Pernyataan tersebut disampaikan Putin ketika bertemu langsung dengan Presiden Prabowo di Vladivostok, Rusia, pada Kamis, 3 September 2026.
Dalam pertemuan bilateral itu, Putin menyoroti kedekatan historis kedua negara yang menurutnya telah menjadi fondasi kuat bagi perkembangan hubungan Rusia dan Indonesia hingga saat ini.
“Indonesia merupakan mitra yang paling kunci bagi Rusia di kawasan Asia Pasifik. Kita terkait dengan hubungan persahabatan selama bertahun-tahun,” ujar Presiden Putin.

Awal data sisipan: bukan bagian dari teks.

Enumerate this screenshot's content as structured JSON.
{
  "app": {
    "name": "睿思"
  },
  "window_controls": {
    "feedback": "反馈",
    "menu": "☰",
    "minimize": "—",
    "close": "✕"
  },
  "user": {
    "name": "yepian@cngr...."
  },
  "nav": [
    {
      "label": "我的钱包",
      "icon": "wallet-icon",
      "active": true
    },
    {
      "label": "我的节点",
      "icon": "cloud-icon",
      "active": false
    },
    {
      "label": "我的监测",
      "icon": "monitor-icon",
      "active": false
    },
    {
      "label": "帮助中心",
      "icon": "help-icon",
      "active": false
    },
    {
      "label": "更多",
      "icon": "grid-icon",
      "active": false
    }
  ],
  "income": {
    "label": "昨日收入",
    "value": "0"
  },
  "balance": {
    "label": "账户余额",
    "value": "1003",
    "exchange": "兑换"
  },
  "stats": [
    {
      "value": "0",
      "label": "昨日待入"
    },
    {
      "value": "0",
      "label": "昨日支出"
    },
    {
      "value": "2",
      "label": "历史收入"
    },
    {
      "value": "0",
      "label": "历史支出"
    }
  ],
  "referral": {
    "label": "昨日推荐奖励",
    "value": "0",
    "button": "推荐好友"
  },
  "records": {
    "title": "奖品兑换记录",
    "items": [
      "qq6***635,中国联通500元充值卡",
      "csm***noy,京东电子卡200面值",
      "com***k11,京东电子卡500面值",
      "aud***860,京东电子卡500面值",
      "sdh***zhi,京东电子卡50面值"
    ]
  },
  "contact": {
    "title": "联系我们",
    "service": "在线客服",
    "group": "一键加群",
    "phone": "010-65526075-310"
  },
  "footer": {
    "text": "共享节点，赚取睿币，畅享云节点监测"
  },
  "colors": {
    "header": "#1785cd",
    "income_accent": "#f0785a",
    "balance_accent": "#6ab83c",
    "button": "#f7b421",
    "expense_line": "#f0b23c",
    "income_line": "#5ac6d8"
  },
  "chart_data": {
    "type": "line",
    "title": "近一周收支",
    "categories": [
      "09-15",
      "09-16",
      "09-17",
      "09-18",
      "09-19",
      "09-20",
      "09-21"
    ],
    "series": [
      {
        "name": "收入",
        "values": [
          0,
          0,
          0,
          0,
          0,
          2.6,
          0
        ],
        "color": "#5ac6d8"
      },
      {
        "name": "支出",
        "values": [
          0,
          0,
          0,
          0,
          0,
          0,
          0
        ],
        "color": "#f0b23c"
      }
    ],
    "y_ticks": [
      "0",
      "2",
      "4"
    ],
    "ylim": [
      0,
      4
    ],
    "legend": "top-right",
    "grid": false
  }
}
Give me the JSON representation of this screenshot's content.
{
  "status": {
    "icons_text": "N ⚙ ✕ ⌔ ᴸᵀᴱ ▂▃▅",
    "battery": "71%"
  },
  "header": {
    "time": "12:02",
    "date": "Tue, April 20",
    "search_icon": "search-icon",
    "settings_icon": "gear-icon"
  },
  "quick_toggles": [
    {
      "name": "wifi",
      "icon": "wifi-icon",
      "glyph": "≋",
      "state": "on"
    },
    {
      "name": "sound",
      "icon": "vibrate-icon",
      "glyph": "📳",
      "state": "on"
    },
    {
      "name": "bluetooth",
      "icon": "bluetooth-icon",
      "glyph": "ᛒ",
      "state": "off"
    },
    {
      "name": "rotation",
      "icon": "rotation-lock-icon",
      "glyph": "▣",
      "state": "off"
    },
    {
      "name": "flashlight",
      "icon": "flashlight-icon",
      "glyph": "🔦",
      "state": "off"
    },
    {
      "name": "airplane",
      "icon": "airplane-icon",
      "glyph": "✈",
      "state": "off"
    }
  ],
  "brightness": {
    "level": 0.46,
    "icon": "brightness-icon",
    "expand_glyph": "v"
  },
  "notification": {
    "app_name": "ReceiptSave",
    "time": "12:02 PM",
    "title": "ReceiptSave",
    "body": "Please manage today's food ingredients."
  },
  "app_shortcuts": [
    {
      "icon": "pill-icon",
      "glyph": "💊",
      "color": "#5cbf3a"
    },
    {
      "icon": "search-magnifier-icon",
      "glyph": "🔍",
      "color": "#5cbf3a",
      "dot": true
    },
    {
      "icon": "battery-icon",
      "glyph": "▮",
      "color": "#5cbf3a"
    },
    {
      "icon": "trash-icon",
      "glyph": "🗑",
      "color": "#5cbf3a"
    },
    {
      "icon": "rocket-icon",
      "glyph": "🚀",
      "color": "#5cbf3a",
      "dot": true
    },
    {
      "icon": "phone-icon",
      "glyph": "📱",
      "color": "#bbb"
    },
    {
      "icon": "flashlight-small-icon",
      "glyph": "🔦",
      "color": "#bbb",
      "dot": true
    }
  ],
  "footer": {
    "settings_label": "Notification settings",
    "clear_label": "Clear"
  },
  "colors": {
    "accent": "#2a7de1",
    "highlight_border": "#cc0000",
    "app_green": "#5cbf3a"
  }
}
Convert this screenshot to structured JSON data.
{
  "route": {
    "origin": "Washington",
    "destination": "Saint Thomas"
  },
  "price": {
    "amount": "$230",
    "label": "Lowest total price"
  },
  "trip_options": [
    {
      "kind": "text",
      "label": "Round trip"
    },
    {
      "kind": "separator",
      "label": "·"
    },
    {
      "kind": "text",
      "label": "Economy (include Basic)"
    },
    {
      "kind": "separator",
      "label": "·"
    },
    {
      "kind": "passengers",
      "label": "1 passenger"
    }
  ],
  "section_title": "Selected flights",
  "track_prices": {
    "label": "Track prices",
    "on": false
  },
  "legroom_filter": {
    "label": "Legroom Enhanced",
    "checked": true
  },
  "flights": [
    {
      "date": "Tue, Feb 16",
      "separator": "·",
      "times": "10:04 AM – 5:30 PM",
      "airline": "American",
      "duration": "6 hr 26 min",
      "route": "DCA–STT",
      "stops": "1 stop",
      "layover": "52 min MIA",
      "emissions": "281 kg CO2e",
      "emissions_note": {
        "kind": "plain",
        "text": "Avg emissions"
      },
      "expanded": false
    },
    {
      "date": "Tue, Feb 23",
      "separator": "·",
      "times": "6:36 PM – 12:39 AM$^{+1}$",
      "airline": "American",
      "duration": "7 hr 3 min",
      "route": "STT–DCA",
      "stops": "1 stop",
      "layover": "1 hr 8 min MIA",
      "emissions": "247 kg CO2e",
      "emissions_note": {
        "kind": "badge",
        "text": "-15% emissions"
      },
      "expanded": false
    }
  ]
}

Putin juga melihat hubungan ekonomi kedua negara terus menunjukkan perkembangan positif, terutama dalam aktivitas perdagangan yang mengalami peningkatan signifikan.
Menurut Putin, volume perdagangan Rusia dan Indonesia tumbuh sekitar 12 persen pada tahun sebelumnya.
Penguatan hubungan ekonomi tersebut terus didorong melalui Komisi Bersama Rusia–Indonesia yang menangani bidang ekonomi, perdagangan, serta kerja sama teknis.
Sejumlah sektor strategis kini menjadi perhatian kedua negara, termasuk pertanian, industri pembangunan kapal, teknologi digital, dan energi.
Sektor energi nuklir juga masuk dalam bidang yang dinilai memiliki prospek untuk dikembangkan melalui kerja sama bilateral.
Di tingkat kawasan, Putin menilai Indonesia memiliki posisi istimewa bagi Rusia karena menjadi salah satu sahabat yang dapat diandalkan dalam lingkungan ASEAN.